Impact: Modernizes the foundational organ dysfunction score central to sepsis definition and clinical research, using 3.34 million encounters across diverse settings with external validation.
Clinical Implications: SOFA-2 offers updated thresholds and variables aligned with current organ support, enabling more accurate risk stratification, benchmarking, and eligibility criteria for trials and sepsis surveillance.
Key Findings
- SOFA-2 improved predictive performance (AUROC 0.79; 95% CI 0.76-0.81) compared with SOFA-1 (AUROC 0.77; 95% CI 0.74-0.81).
- Updated variables and thresholds across six organ systems; integrated contemporary organ support treatments and alternative measures for low-resource settings.
- External validation across six cohorts (n≈1.24 million) confirmed performance; gastrointestinal and immune domains were not included.
Methodological Strengths
- Modified Delphi consensus integrated with federated, multi-country EHR analysis for development and validation.

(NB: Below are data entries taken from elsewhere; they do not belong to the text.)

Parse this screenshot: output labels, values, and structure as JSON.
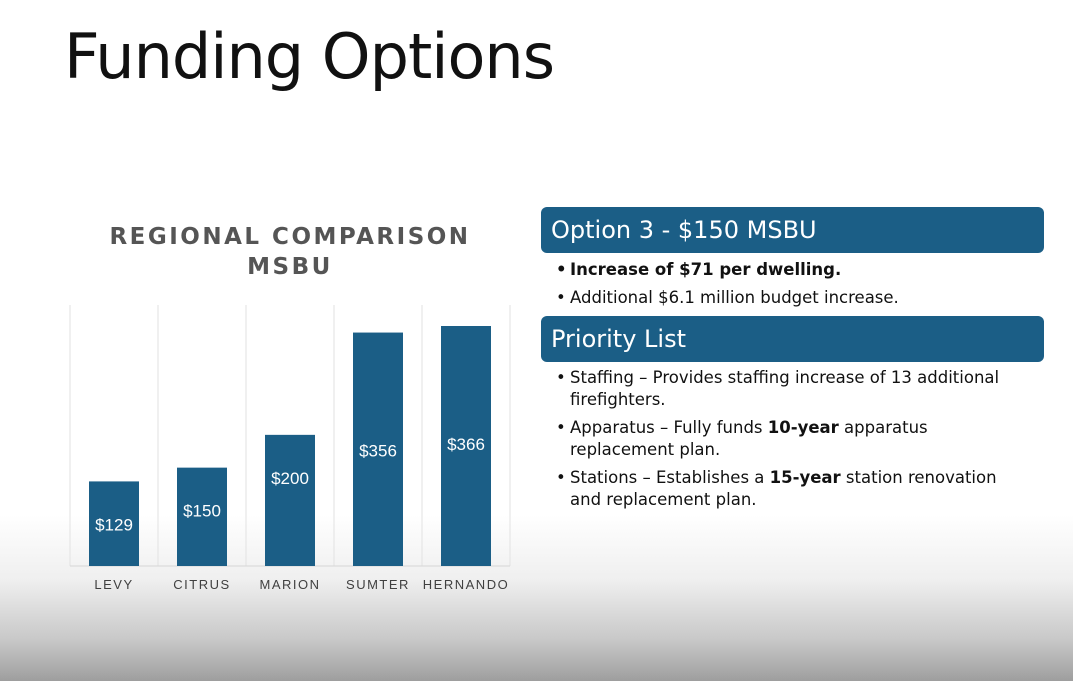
{
  "slide": {
    "title": "Funding Options"
  },
  "chart_data": {
    "type": "bar",
    "title_lines": [
      "REGIONAL COMPARISON",
      "MSBU"
    ],
    "categories": [
      "LEVY",
      "CITRUS",
      "MARION",
      "SUMTER",
      "HERNANDO"
    ],
    "values": [
      129,
      150,
      200,
      356,
      366
    ],
    "data_labels": [
      "$129",
      "$150",
      "$200",
      "$356",
      "$366"
    ],
    "xlabel": "",
    "ylabel": "",
    "ylim": [
      0,
      400
    ],
    "grid": "vertical",
    "bar_color": "#1b5e86"
  },
  "option": {
    "header": "Option 3 - $150 MSBU",
    "bullets": [
      {
        "text": "Increase of $71 per dwelling.",
        "bold": true
      },
      {
        "text": "Additional $6.1 million budget increase.",
        "bold": false
      }
    ]
  },
  "priority": {
    "header": "Priority List",
    "items": [
      {
        "before": "Staffing – Provides staffing increase of 13 additional firefighters.",
        "strong": "",
        "after": ""
      },
      {
        "before": "Apparatus – Fully funds ",
        "strong": "10-year",
        "after": " apparatus replacement plan."
      },
      {
        "before": "Stations – Establishes a ",
        "strong": "15-year",
        "after": "  station renovation and replacement plan."
      }
    ]
  },
  "colors": {
    "header_bg": "#1b5e86",
    "header_text": "#ffffff",
    "title_text": "#111111",
    "chart_title_text": "#555555"
  }
}
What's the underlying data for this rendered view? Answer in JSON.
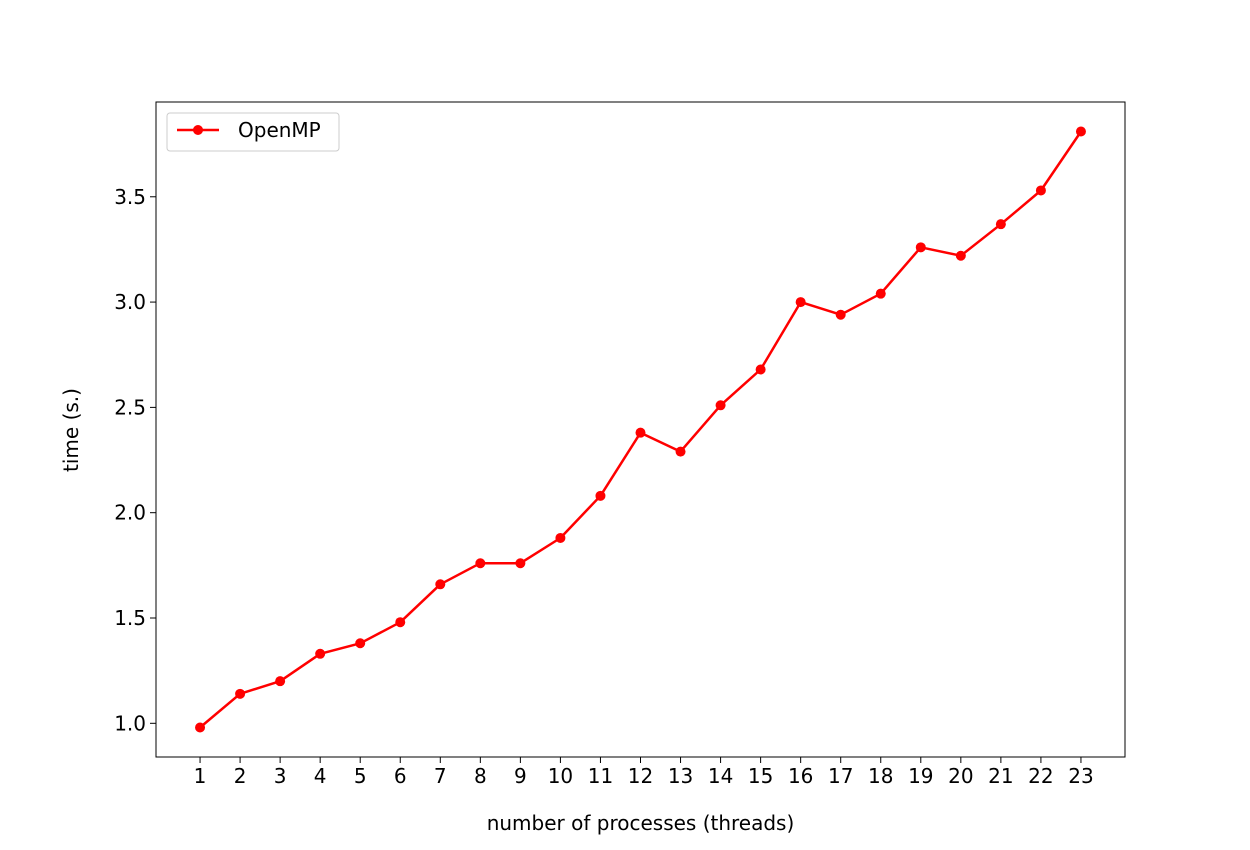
{
  "chart_data": {
    "type": "line",
    "title": "",
    "xlabel": "number of processes (threads)",
    "ylabel": "time (s.)",
    "x": [
      1,
      2,
      3,
      4,
      5,
      6,
      7,
      8,
      9,
      10,
      11,
      12,
      13,
      14,
      15,
      16,
      17,
      18,
      19,
      20,
      21,
      22,
      23
    ],
    "series": [
      {
        "name": "OpenMP",
        "color": "#ff0000",
        "marker": "circle",
        "values": [
          0.98,
          1.14,
          1.2,
          1.33,
          1.38,
          1.48,
          1.66,
          1.76,
          1.76,
          1.88,
          2.08,
          2.38,
          2.29,
          2.51,
          2.68,
          3.0,
          2.94,
          3.04,
          3.26,
          3.22,
          3.37,
          3.53,
          3.81
        ]
      }
    ],
    "xticks": [
      "1",
      "2",
      "3",
      "4",
      "5",
      "6",
      "7",
      "8",
      "9",
      "10",
      "11",
      "12",
      "13",
      "14",
      "15",
      "16",
      "17",
      "18",
      "19",
      "20",
      "21",
      "22",
      "23"
    ],
    "yticks": [
      "1.0",
      "1.5",
      "2.0",
      "2.5",
      "3.0",
      "3.5"
    ],
    "ytick_values": [
      1.0,
      1.5,
      2.0,
      2.5,
      3.0,
      3.5
    ],
    "xlim": [
      -0.1,
      24.1
    ],
    "ylim": [
      0.84,
      3.95
    ],
    "grid": false,
    "legend_position": "upper-left"
  }
}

- Extensive internal and external validation across over 3.3 million ICU encounters.
Limitations
- Observational data with potential residual confounding; only modest AUROC improvement vs SOFA-1.
- Gastrointestinal and immune dysfunction were not included due to data and validity constraints.
Future Directions: Prospective validation, integration into sepsis definitions and clinical workflows, evaluation of responsiveness to therapy, and development of GI/immune modules when data mature.